BY KAREN BOSSICK
The Magic Lantern Cinemas will attempt to spice up this pandemic summer with a series of classic cult films.
“Harold and Maude,” that 1971 classic full of hilariously wacky characters and situations, alongside elements of dark humor and existentialist drama, will climb back up on the screen beginning tonight.
“Critically and commercially it was unsuccessful when released. But it developed a cult-like following,” said Magic Lantern Cinema Owner Rick Kessler. “I remember howling at the opening scene where the young man hangs himself and the camera pans to his mother as she says, ‘Now, Harold…’ And it just gets more interesting as it goes along.”
The film is based on a screenplay written by Colin Higgins, who wrote it as his UCLA master’s thesis. It’s directed by Oscar-winning film editor Hal Ashby, who was later nominated for Best Director for 1978’s “Coming Home.”
The movie revolves around the exploits of a young man named Harold who is obsessed with death, leading him to stage elaborate fake suicides and attend funerals of strangers. That’s where he meets Maude, played by Oscar-winning actress Ruth Gordon. The polar opposite of Harold, she is a 79-year-old free spirit who believes in living each day to its fullest and she sets about teaching Harold that life is the most precious gift of all.
Cat Stevens’ score joyfully punctuates the movie.
“I showed it once every two or three months for three years and people always came to see it, erupting in hilarious laughter,” Kessler said. “It reminds us not to let what other people say or think about us get in the way.”
The film was selected for preservation in the National Film Registry of the Library of Congress for being culturally, historically or aesthetically significant. It’s on the American Film Institute’s list of top 100 films as one of the 100 Funniest Movies of All Time and one of the most romantic films. Entertainment Weekly ranks it fourth among its Top 50 Cult Films.
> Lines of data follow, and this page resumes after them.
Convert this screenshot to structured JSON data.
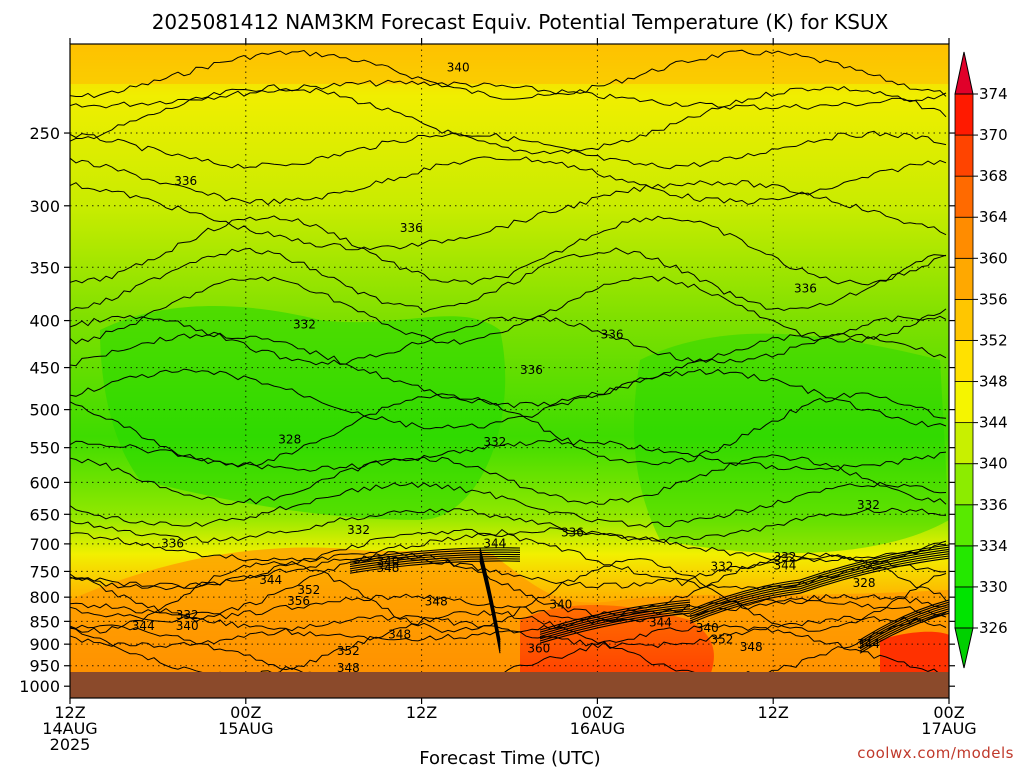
{
  "title": "2025081412 NAM3KM Forecast Equiv. Potential Temperature (K) for KSUX",
  "credit": "coolwx.com/models",
  "chart_data": {
    "type": "heatmap",
    "title": "2025081412 NAM3KM Forecast Equiv. Potential Temperature (K) for KSUX",
    "xlabel": "Forecast Time (UTC)",
    "ylabel": "",
    "x_range_hours": [
      0,
      60
    ],
    "x_ticks": [
      {
        "hour": 0,
        "line1": "12Z",
        "line2": "14AUG",
        "line3": "2025"
      },
      {
        "hour": 12,
        "line1": "00Z",
        "line2": "15AUG",
        "line3": ""
      },
      {
        "hour": 24,
        "line1": "12Z",
        "line2": "",
        "line3": ""
      },
      {
        "hour": 36,
        "line1": "00Z",
        "line2": "16AUG",
        "line3": ""
      },
      {
        "hour": 48,
        "line1": "12Z",
        "line2": "",
        "line3": ""
      },
      {
        "hour": 60,
        "line1": "00Z",
        "line2": "17AUG",
        "line3": ""
      }
    ],
    "y_scale": "log",
    "y_ticks": [
      250,
      300,
      350,
      400,
      450,
      500,
      550,
      600,
      650,
      700,
      750,
      800,
      850,
      900,
      950,
      1000
    ],
    "y_range": [
      200,
      1030
    ],
    "surface_pressure": 965,
    "surface_color": "#8b4a2b",
    "colorbar": {
      "ticks": [
        326,
        330,
        334,
        336,
        340,
        344,
        348,
        352,
        356,
        360,
        364,
        368,
        370,
        374
      ],
      "colors": [
        "#00e400",
        "#24e800",
        "#58ea00",
        "#8cec00",
        "#c8f000",
        "#f5f500",
        "#ffe100",
        "#ffc600",
        "#ffa800",
        "#ff8c00",
        "#ff6a00",
        "#ff4400",
        "#ff1a00"
      ],
      "min_arrow_color": "#00d000",
      "max_arrow_color": "#e0002a"
    },
    "contour_labels": [
      {
        "value": "340",
        "hour": 26.5,
        "p": 212
      },
      {
        "value": "336",
        "hour": 7.9,
        "p": 282
      },
      {
        "value": "336",
        "hour": 23.3,
        "p": 317
      },
      {
        "value": "336",
        "hour": 50.2,
        "p": 369
      },
      {
        "value": "332",
        "hour": 16.0,
        "p": 404
      },
      {
        "value": "336",
        "hour": 37.0,
        "p": 414
      },
      {
        "value": "336",
        "hour": 31.5,
        "p": 453
      },
      {
        "value": "332",
        "hour": 29.0,
        "p": 542
      },
      {
        "value": "328",
        "hour": 15.0,
        "p": 539
      },
      {
        "value": "332",
        "hour": 54.5,
        "p": 635
      },
      {
        "value": "332",
        "hour": 19.7,
        "p": 676
      },
      {
        "value": "336",
        "hour": 7.0,
        "p": 699
      },
      {
        "value": "336",
        "hour": 34.3,
        "p": 680
      },
      {
        "value": "344",
        "hour": 29.0,
        "p": 699
      },
      {
        "value": "340",
        "hour": 21.7,
        "p": 732
      },
      {
        "value": "348",
        "hour": 21.7,
        "p": 744
      },
      {
        "value": "332",
        "hour": 44.5,
        "p": 741
      },
      {
        "value": "332",
        "hour": 48.8,
        "p": 723
      },
      {
        "value": "344",
        "hour": 48.8,
        "p": 739
      },
      {
        "value": "344",
        "hour": 13.7,
        "p": 766
      },
      {
        "value": "328",
        "hour": 54.2,
        "p": 772
      },
      {
        "value": "352",
        "hour": 16.3,
        "p": 786
      },
      {
        "value": "356",
        "hour": 15.6,
        "p": 808
      },
      {
        "value": "348",
        "hour": 25.0,
        "p": 809
      },
      {
        "value": "340",
        "hour": 33.5,
        "p": 815
      },
      {
        "value": "332",
        "hour": 8.0,
        "p": 837
      },
      {
        "value": "344",
        "hour": 5.0,
        "p": 860
      },
      {
        "value": "340",
        "hour": 8.0,
        "p": 860
      },
      {
        "value": "344",
        "hour": 40.3,
        "p": 852
      },
      {
        "value": "340",
        "hour": 43.5,
        "p": 864
      },
      {
        "value": "348",
        "hour": 22.5,
        "p": 878
      },
      {
        "value": "352",
        "hour": 44.5,
        "p": 889
      },
      {
        "value": "348",
        "hour": 46.5,
        "p": 906
      },
      {
        "value": "344",
        "hour": 54.5,
        "p": 900
      },
      {
        "value": "360",
        "hour": 32.0,
        "p": 910
      },
      {
        "value": "352",
        "hour": 19.0,
        "p": 915
      },
      {
        "value": "348",
        "hour": 19.0,
        "p": 955
      }
    ]
  }
}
The film will show at 6:50 p.m. nightly.
Other films starting tonight include “Bohemian Rhapsody,” starring Best Actor Oscar winner Rami Malek in a celebration of Queen and their lead singer Freddie Mercury.
Also, “An American Tail,” an animated film that follows Fievel Mousekewitz and his family of Russian-Jewish mice who escape the Czarist cats in their homeland in the late 1800s only to discover to their horror that—yes—there are cats in America, too.